The same was performed for CAS 16324-27-9, and a common behaviour regarding this end point within the category was observed. Based on all those considerations the available studies on the analogous substances are representative for the substance under registration that can then be considered not sensitizing.

Migrated from Short description of key information:

Non sensitizing.

Justification for selection of skin sensitisation endpoint:

Two studies have been conducted according to internationally accepted testing guidelines pre-GLP. Results are consistent and indicate no concern for skin sensitisation potential.

Respiratory sensitisation

Endpoint conclusion
Endpoint conclusion:
no study available

Justification for classification or non-classification

According to CLP Regulation (EC1272/2008), 3.4 Respiratory or skin sensitisation section, skin sensitizer means a substance that will lead to an allergic response following skin contact.

The criteria to classify a substance as skin sensitizer, on the basis of results from test animals, are reported into the second adaptation to technical progress* a substance in considered a skin sensitizer when:

- an adjuvant type test method for skin sensitisation is used and a response of at least 30 % of the animals is considered as positive;

- for a non-adjuvant Guinea pig test method a response of at least 15% of the animals is considered positive;

- a stimulation index of three or more is considered a positive response in the local lymph node assay.

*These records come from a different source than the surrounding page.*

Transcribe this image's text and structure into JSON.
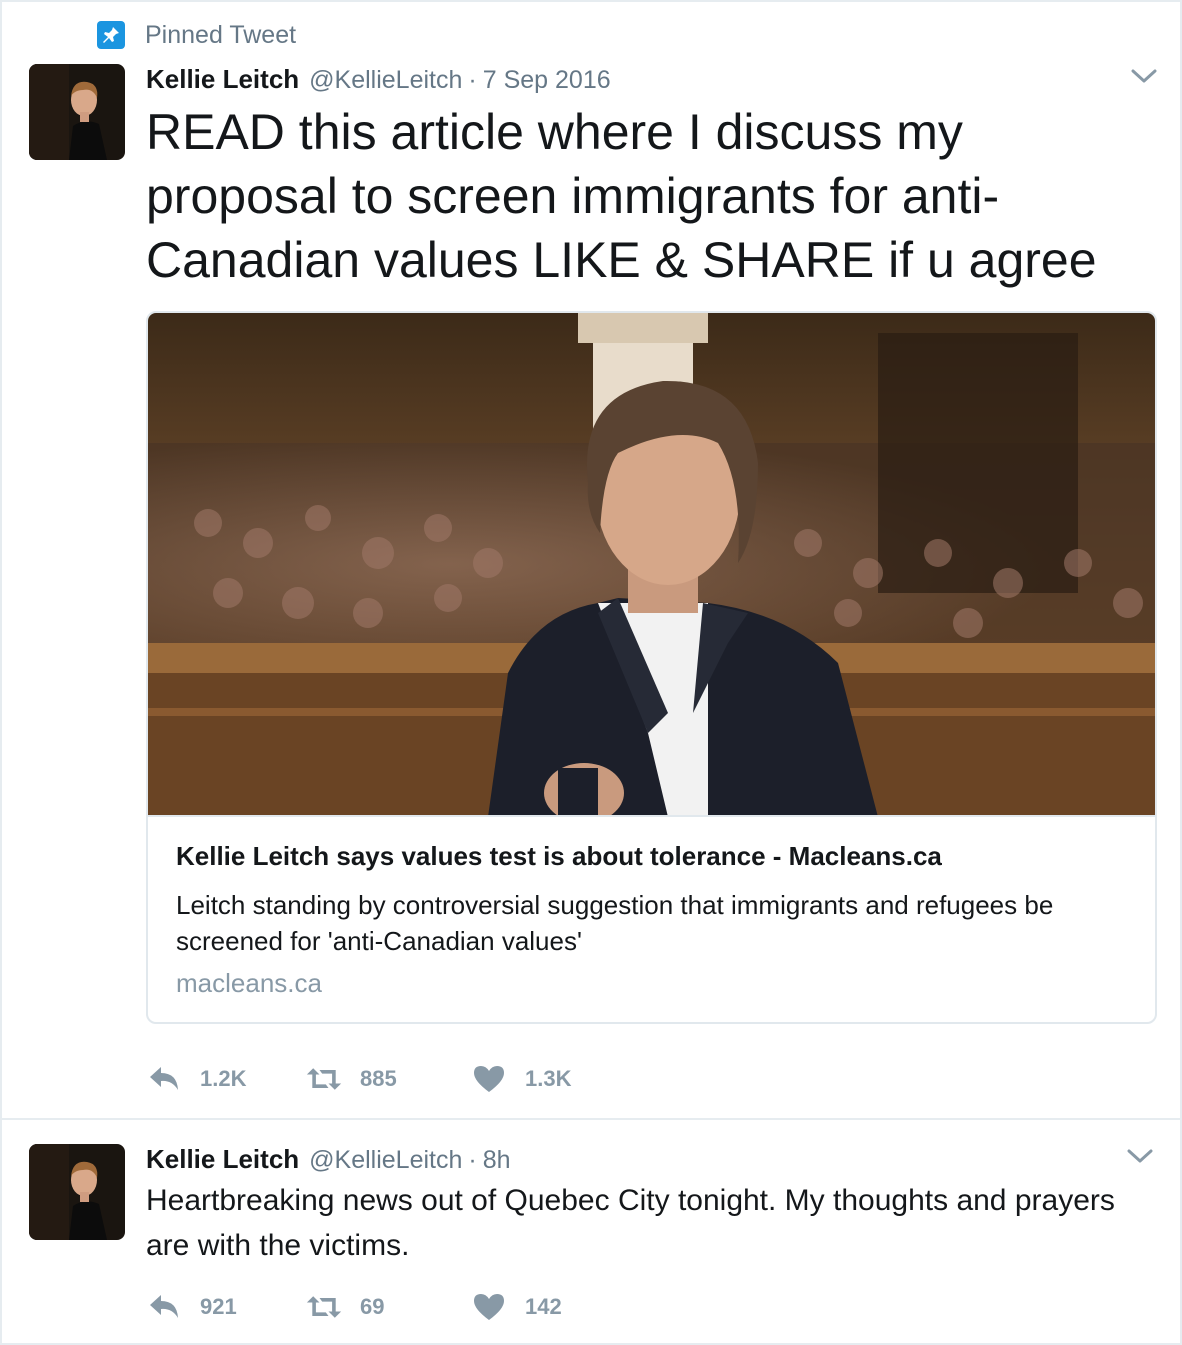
{
  "pinned_label": "Pinned Tweet",
  "colors": {
    "accent": "#1b95e0",
    "text": "#14171a",
    "muted": "#657786",
    "icon": "#8899a6",
    "border": "#e6ecf0"
  },
  "tweets": [
    {
      "fullname": "Kellie Leitch",
      "username": "@KellieLeitch",
      "separator": "·",
      "time": "7 Sep 2016",
      "text": "READ this article where I discuss my proposal to screen immigrants for anti-Canadian values LIKE & SHARE if u agree",
      "card": {
        "title": "Kellie Leitch says values test is about tolerance - Macleans.ca",
        "description": "Leitch standing by controversial suggestion that immigrants and refugees be screened for 'anti-Canadian values'",
        "domain": "macleans.ca"
      },
      "reply_count": "1.2K",
      "retweet_count": "885",
      "like_count": "1.3K",
      "icons": {
        "reply": "reply-icon",
        "retweet": "retweet-icon",
        "like": "heart-icon",
        "more": "chevron-down-icon"
      }
    },
    {
      "fullname": "Kellie Leitch",
      "username": "@KellieLeitch",
      "separator": "·",
      "time": "8h",
      "text": "Heartbreaking news out of Quebec City tonight. My thoughts and prayers are with the victims.",
      "reply_count": "921",
      "retweet_count": "69",
      "like_count": "142",
      "icons": {
        "reply": "reply-icon",
        "retweet": "retweet-icon",
        "like": "heart-icon",
        "more": "chevron-down-icon"
      }
    }
  ]
}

Under the experimental conditions employed, 0 % of the animals of the test group showed skin reactions 24 and 48 hours after removing the dressings.

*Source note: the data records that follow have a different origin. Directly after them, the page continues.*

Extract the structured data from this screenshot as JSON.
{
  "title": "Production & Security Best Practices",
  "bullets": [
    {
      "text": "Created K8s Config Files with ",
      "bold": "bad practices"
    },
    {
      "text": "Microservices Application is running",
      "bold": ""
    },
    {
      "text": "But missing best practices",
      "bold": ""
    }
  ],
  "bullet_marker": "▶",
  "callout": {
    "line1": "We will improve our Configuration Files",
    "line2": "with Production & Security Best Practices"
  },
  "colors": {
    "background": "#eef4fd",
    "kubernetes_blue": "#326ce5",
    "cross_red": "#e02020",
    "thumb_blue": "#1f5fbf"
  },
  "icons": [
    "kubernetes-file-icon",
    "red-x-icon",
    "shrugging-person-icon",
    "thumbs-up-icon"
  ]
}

In conclusion,the available experimental data are adequate for classification and labelling according to CLP Regulation (EC 1272/2008) and the results show that the substance is not classified as skin sensitizer.

*Commission Regulation (EU) No 286/2011 of 10 March 2011, amending, for the purposes of its adaptation to technical and scientific progress, Regulation (EC) No 1272/2008 of the European Parliament and of the Council on classification, labelling and packaging of substances and mixtures.